Ostojic Sergej M, Rátgéber László
Faculty of Health Sciences, University of Pecs, Pecs, Hungary.
Department of Nutrition and Public Health, University of Agder, Kristiansand, Norway.
EPMA J. 2025 Sep 1;16(3):541-553. doi: 10.1007/s13167-025-00420-9. eCollection 2025 Sep.
Creatine, traditionally recognized for its role in skeletal muscle energy metabolism, is increasingly emerging as a mitochondria-targeted theranostic agent with significant relevance to the framework of predictive, preventive, and personalized medicine (PPPM). However, several critical gaps currently limit its translation into clinical practice: (1) the lack of sensitive and standardized biomarkers for early detection of bioenergetic deficits, (2) limited incorporation of creatine profiling into predictive risk models, (3) insufficient personalization of supplementation strategies despite known interindividual variability in transporter function, endogenous synthesis, and tissue kinetics, and (4) underdeveloped clinical validation of advanced creatine formulations and delivery systems. This mini review addresses these unmet needs by consolidating evidence on creatine's multifaceted biological functions-including stabilization of mitochondrial membranes, regulation of oxidative stress, support of mitochondrial biogenesis, and modulation of apoptotic signaling-across physiological and pathological states. By sustaining ATP homeostasis via the creatine kinase-phosphocreatine system and influencing mitochondrial dynamics and redox balance, creatine represents both a therapeutic and diagnostic candidate for diseases characterized by impaired bioenergetics. From a PPPM perspective, creatine profiling through biofluids, tissue sampling, and advanced imaging (e.g., proton magnetic resonance spectroscopy) offers a minimally invasive approach for early detection, patient stratification, and monitoring of mitochondrial function.
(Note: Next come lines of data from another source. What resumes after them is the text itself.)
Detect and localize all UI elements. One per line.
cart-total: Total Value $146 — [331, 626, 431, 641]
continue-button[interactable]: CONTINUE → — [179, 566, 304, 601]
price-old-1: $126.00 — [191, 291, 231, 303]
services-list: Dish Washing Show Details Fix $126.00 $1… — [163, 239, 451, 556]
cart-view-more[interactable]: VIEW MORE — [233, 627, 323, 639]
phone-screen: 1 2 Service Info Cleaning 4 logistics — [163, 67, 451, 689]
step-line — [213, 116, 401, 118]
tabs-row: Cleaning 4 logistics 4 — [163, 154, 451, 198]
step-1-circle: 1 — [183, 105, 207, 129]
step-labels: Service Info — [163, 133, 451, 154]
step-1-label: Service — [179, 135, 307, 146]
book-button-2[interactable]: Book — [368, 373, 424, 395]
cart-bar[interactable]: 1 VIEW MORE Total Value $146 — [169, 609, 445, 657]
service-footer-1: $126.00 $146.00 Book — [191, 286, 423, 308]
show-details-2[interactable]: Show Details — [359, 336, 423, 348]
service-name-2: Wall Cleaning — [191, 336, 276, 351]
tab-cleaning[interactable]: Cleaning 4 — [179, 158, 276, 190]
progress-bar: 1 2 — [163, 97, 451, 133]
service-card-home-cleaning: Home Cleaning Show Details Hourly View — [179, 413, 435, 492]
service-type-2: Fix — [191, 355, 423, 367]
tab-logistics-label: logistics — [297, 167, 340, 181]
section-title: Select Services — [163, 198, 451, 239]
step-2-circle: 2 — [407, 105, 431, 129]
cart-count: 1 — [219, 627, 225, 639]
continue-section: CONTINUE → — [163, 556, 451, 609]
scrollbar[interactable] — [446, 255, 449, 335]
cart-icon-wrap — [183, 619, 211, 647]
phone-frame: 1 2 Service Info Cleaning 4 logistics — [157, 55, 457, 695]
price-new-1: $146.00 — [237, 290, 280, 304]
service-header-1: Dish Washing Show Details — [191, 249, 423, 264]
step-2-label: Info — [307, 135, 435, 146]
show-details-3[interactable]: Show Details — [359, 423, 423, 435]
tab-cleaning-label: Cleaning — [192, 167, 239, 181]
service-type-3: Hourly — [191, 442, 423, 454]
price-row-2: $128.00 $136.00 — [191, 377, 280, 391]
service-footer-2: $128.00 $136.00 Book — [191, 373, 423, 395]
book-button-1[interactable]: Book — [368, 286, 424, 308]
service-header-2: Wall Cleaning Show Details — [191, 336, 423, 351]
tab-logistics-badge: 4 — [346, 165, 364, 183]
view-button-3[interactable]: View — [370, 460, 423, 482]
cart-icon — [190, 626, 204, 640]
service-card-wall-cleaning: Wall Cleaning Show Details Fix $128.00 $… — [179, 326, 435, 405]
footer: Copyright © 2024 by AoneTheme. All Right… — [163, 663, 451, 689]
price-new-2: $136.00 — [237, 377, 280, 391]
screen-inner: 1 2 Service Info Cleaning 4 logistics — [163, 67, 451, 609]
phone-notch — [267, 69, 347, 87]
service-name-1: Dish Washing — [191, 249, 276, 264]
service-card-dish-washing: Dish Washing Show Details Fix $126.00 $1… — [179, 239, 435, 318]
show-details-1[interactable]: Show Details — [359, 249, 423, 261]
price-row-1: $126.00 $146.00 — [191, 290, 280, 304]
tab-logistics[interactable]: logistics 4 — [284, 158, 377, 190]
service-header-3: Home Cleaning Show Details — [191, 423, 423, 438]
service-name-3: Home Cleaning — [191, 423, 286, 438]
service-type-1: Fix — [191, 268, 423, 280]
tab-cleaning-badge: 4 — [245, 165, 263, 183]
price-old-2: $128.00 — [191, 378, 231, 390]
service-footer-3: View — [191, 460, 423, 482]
Personalized intervention strategies-guided by molecular and phenotypic profiling-have the potential to maximize efficacy and minimize risk, while creatine loading or depletion tests may serve as functional biomarkers of mitochondrial reserve capacity and supplementation responsiveness. Finally, integration of creatine-centered diagnostics and therapeutics with multi-omics data, computational modeling, and digital health monitoring could overcome existing translational barriers. By reframing creatine from a sports nutrition supplement to a scalable, safe, and cost-effective component of mitochondrial medicine, this review outlines a pathway to address current diagnostic, predictive, and therapeutic deficits, ultimately supporting proactive, systems-level approaches to health maintenance and disease prevention.
肌酸,传统上因在骨骼肌能量代谢中的作用而被认可,如今正日益成为一种针对线粒体的诊疗试剂,与预测、预防和个性化医学(PPPM)框架具有重要关联。然而,目前有几个关键差距限制了其转化为临床实践:(1)缺乏用于早期检测生物能量缺陷的灵敏且标准化的生物标志物;(2)肌酸谱分析在预测风险模型中的纳入有限;(3)尽管已知转运体功能、内源性合成和组织动力学存在个体差异,但补充策略的个性化不足;(4)先进的肌酸制剂和递送系统的临床验证不完善。本综述通过整合肌酸在生理和病理状态下多方面生物学功能的证据来满足这些未满足的需求,这些功能包括线粒体膜的稳定、氧化应激的调节、线粒体生物发生的支持以及凋亡信号的调节。通过肌酸激酶 - 磷酸肌酸系统维持ATP稳态并影响线粒体动力学和氧化还原平衡,肌酸代表了生物能量受损疾病的治疗和诊断候选物。从PPPM角度来看,通过生物流体、组织采样和先进成像(如质子磁共振波谱)进行肌酸谱分析,为早期检测、患者分层和线粒体功能监测提供了一种微创方法。由分子和表型谱分析指导的个性化干预策略有可能使疗效最大化并使风险最小化,而肌酸负荷或消耗测试可作为线粒体储备能力和补充反应性的功能生物标志物。最后,将以肌酸为中心的诊断和治疗与多组学数据、计算建模和数字健康监测相结合,可以克服现有的转化障碍。通过将肌酸从运动营养补充剂重新定义为线粒体医学中可扩展、安全且具有成本效益的成分,本综述概述了一条解决当前诊断、预测和治疗缺陷的途径,最终支持主动的、系统层面的健康维护和疾病预防方法。